Die PD-Kammerabgeordnete Maria Elena Boschi greift SVP-Freund Sebastian Kurz frontal an: Der österreichische Bundeskanzler solle aufhören, falsche Hoffnungen zu wecken, die er nicht erfüllen könne. Die vollständige Rede.

Wir diskutieren hier heute über den Vorschlag der österreichischen Regierung, den österreichischen Pass an unsere Mitbürger deutscher Muttersprache zu vergeben. Die österreichische Regierung hat in der Zwischenzeit zwar erklärt, dass dieses Thema keine Priorität habe. Bundeskanzler Sebastian Kurz bekräftigte gleichzeitig aber auch, dass es der Wille seiner Regierung sei, an dem Vorhaben weiterzuarbeiten.

Es stimmt, dass noch keine offiziellen Dokumente vorliegen und es im österreichischen Parlament keine Gesetzesentwürfe aufliegen. Der österreichische Vorschlag hat dennoch bereits besorgniserregende und schwerwiegende Auswirkungen gehabt, weil er nicht nur hier in dieser Aula, sondern vor allem auch innerhalb der Bevölkerung Südtirols eine aufgeheizte Debatte in Gang gesetzt hat. Diese Debatte ist insofern gefährlich, als sie Wunden hinterlässt und die Gesellschaft spaltet in einen Teil von deutsch- und ladinischsprachigen Südtirolern, der im österreichischen Vorschlag eine Möglichkeit sieht, und einem anderen Teil, der sich bedroht und in Angst versetzt fühlt.

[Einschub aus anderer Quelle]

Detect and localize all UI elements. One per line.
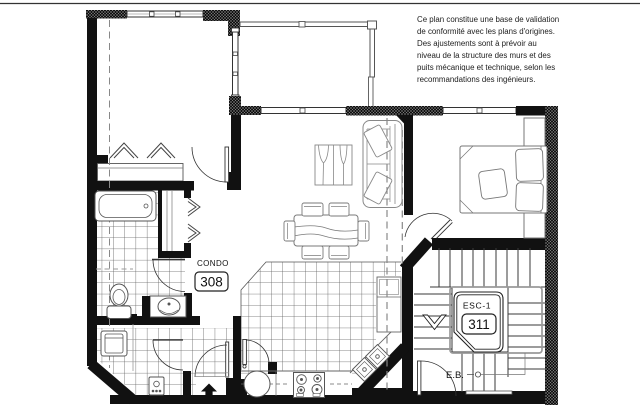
svg-text:308: 308 [200, 275, 223, 290]
svg-text:recommandations des ingénieurs: recommandations des ingénieurs. [417, 75, 535, 84]
svg-text:Des ajustements sont à prévoir: Des ajustements sont à prévoir au [417, 39, 537, 48]
svg-text:niveau de la structure des mur: niveau de la structure des murs et des [417, 51, 551, 60]
svg-text:Ce plan constitue une base de: Ce plan constitue une base de validation [417, 15, 559, 24]
svg-text:ESC-1: ESC-1 [463, 301, 491, 311]
svg-text:CONDO: CONDO [197, 259, 229, 268]
svg-text:de conformité avec les plans d: de conformité avec les plans d'origines. [417, 27, 555, 36]
svg-text:puits mécanique et technique,: puits mécanique et technique, selon les [417, 63, 555, 72]
svg-text:E.B.: E.B. [446, 370, 464, 381]
svg-text:311: 311 [468, 317, 490, 332]
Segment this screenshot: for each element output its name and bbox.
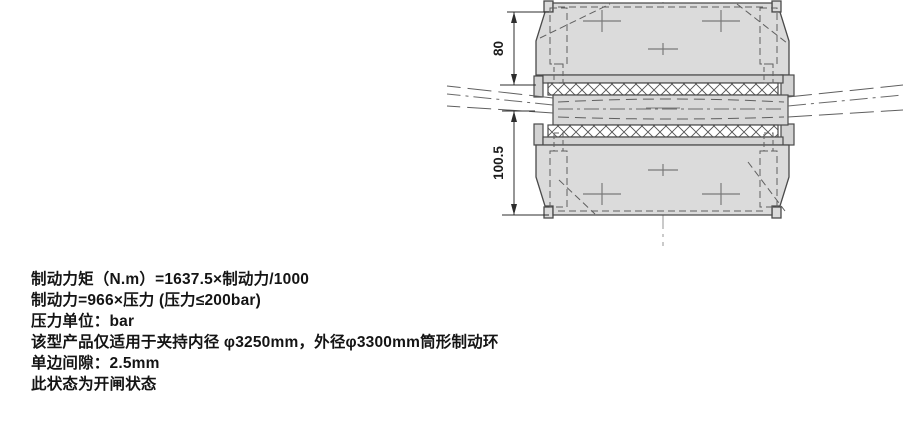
lower-backing-plate — [543, 137, 783, 145]
arrow-up-icon — [511, 111, 517, 122]
upper-backing-plate — [543, 75, 783, 83]
dimension-80-label: 80 — [491, 41, 506, 56]
note-torque-formula: 制动力矩（N.m）=1637.5×制动力/1000 — [31, 269, 671, 290]
page: 80 100.5 制动力矩（N.m）=1637.5×制动力/1000 制动力=9… — [0, 0, 903, 429]
brake-ring — [553, 95, 788, 125]
arrow-up-icon — [511, 12, 517, 23]
lower-left-carrier-block — [534, 124, 543, 145]
dimension-100-5-label: 100.5 — [491, 146, 506, 180]
lower-caliper-body — [536, 145, 789, 218]
arrow-down-icon — [511, 204, 517, 215]
note-force-formula: 制动力=966×压力 (压力≤200bar) — [31, 290, 671, 311]
note-open-state: 此状态为开闸状态 — [31, 374, 671, 395]
upper-friction-pad — [548, 83, 778, 95]
note-side-clearance: 单边间隙：2.5mm — [31, 353, 671, 374]
upper-caliper-body — [536, 1, 789, 75]
lower-friction-pad — [548, 125, 778, 137]
arrow-down-icon — [511, 74, 517, 85]
note-application-range: 该型产品仅适用于夹持内径 φ3250mm，外径φ3300mm筒形制动环 — [31, 332, 671, 353]
notes-block: 制动力矩（N.m）=1637.5×制动力/1000 制动力=966×压力 (压力… — [31, 269, 671, 395]
note-pressure-unit: 压力单位：bar — [31, 311, 671, 332]
upper-left-carrier-block — [534, 76, 543, 97]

Im laufenden Landtags-Wahlkampf werden die Töne immer schärfer. Es ist erschreckend, dass politische Vertreter hier im Parlament Aussagen getätigt haben wie: „Die Minderheiten sollen zu Hause bleiben!” Die Sonderautonomie ist ein erfolgreiches Modell des friedlichen Zusammenlebens innerhalb eines vereinten und unteilbaren Staates, das wir unseren Vorgängern verdanken, die auf hitzige Töne verzichtet und sich stattdessen zugehört haben. Spaltungen innerhalb der Familien konnten überwunden werden, indem das Gleichgewicht an oberste Stelle gesetzt wurde. Wir dürfen nicht außer Acht lassen, dass ein Teil der Bevölkerung Südtirols aus geschichtlichen oder, noch mehr, aus emotionalen Gründen sehr sensibel auf den Vorschlag Österreichs reagiert. Deshalb will der PD den bisherigen Weg fortschreiten, der auf Integration und Dialog setzt und vereint statt zu spalten.

Klar ist: Die Hauptverantwortung dafür, dass in einem Teil der Bevölkerung Erwartungen geweckt werden, die nie erfüllt werden können, trägt die österreichische Regierung. Bundeskanzler Sebastian Kurz ist sich sehr wohl dessen bewusst, dass die Doppelpass-Wahlpropaganda mit an Sicherheit grenzender Wahrscheinlichkeit nie in konkrete Handlungen münden wird. Im österreichischen Parlament gibt es keine qualifizierte Zweidrittelmehrheit für eine Doppelstaatsbürgerschaft, die eine Verfassungsänderung benötigen würde. Der Doppelpass widerspricht dem internationalen Recht, weil er gegen das Prinzip des friedlichen Zusammenlebens verstößt, wonach in Grenzregionen auf Grundlage von ethnischen und sprachlichen Kriterien keine Doppelstaatsbürgerschaften vergeben werden dürfen. Wir wissen, dass der Vorschlag auch gegen das Pariser Abkommen zwischen Österreich und Italien verstößt, das in den vergangenen Jahrzehnten den Aufbau und die stätige Erweiterung der Autonomie ermöglicht hat.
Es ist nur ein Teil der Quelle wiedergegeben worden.